Representational entities (data, information, knowledge, etc)

Picking up from the comment here

I motioned to tighten up some of the label-definition matches of terms like data, information, and knowledge.

Harmonised usage here is becoming important, as global initiatives such as the UN Ocean Decade Implementation Plan (see glossary, beginning p. 52) begin to get more focused on digital assets. There are also wider perspectives on these entities which need to be represented in global data systems (e.g. indigenous understandings of data etc, some brief notes here)

In the above, the realisation that calling for and funding "Big Data" is by no means a guarantee of "Big Information" or knowledge is growing.

Thus, a proposal for COB would be to have these under something like "representational entity". Roughly:

representational entity
- datum (or data)
- information
- knowledge
With definitions (for refinement) along the lines of:
representational entity: An entity which either has been deliberately created to represent another entity, or can be interpreted as a representation by some agent.
- This would rely on "represents" being defined elsewhere, perhaps in RO or COB, likely as a sub-property of "is about"
datum: a representational entity encoded in a sign, symbol, marking, or pattern on any medium.
- the plural, data, would formally go under some sort of aggregate class, and information operates as a mass noun. Not sure what to do there.
information: A datum or data which, when accurately interpreted, reduces uncertainty about the properties or behaviours of an entity.
- The "accurately interpreted" bit is how we link this to knowledge. For example, this symbol "海洋" would only be data unless you have knowledge of Japanese, in which case it informs you that an ocean is somehow involved in the situation.
- As information is a mass noun (like water or air) it could comprise a datum or data. Not sure how to handle that formally.
knowledge: A representational entity which 1) is an abstraction of an entity constructed from information about that entity, 2) grants its bearer reliable familiarity with that entity, and 3) can be used to reason about that entity.

Each of the above would have digital and non-digital forms. Looking forward to refining these.

I curious about how to handle misinformation and faulty knowledge. Misinformation would increase the degree of uncertainty

This may be a good chance to define "metadata" - data which is about other data or similar

I also see an argument that representational entities should be defined in a role-based (or capable-of-based) way. A character string on a screen is only data or information because we assign it that role. Metaphysically, it's just a bunch of illuminated pixels with colour values.

Just to get my bearings about using these classes:

A general reference to a representation would be for example "This organism produced a representation of a situation with the intention that others could interpret that representation".
With datum, one can now say "This sign is (or these signs are) somehow part of a representation". We might not know what the signs represent, as in case of the 3 languages before the rosetta stone tied them together.
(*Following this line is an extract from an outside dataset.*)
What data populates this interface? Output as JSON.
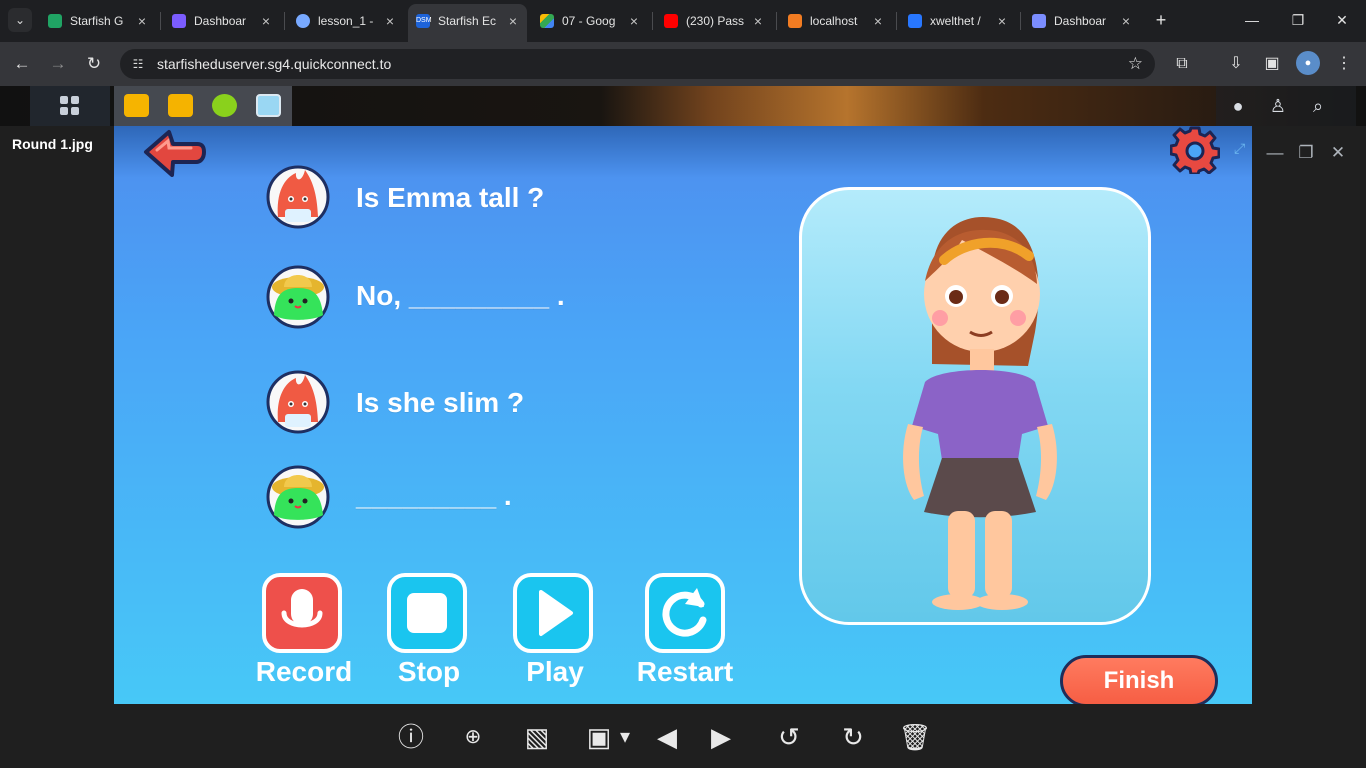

Usually though a datum is interpretable - there is a stated or implicit representation parser that can generate or decode it. This sounds like that intended capability(/role) to be the input to a particular parser, e.g. a string value with 'xs:date" datatype provides the parser reference. The phrase "Bonjour, mon ami", might just be a matrix of pixels, but likely impossible to construe as anything other than french, so the parser may be implicit for us humans if there is only one possibility.

Pier: You are introducing a distinct way of looking at representation / information etc. As you know, there are many different ways of thinking about that. We had decided about a decade how to deal with this in IAO. I would strongly object to any fundamental rearrangement, unless you can point to anything that is completely broken with real life use cases.

One of the issues I see is the use of labels (as always), and that your take on what 'information' is clashes with what we have as 'information content entity'. Let's not argue about labels, that never goes anywhere. So if you do think something is fundamentally broken about our current modeling (and much of it is poorly documented and poorly implemented, so I would not be surprised), then please point that out as such, and contrast how our current entities are not sufficient.

Bjoern

On Fri, Feb 12, 2021 at 11:53 PM Damion Dooley notifications@github.com wrote:

Just to get my bearings about using these classes:

-

A general reference to a representation would be for example "This organism produced a representation of a situation with the intention that others could interpret that representation".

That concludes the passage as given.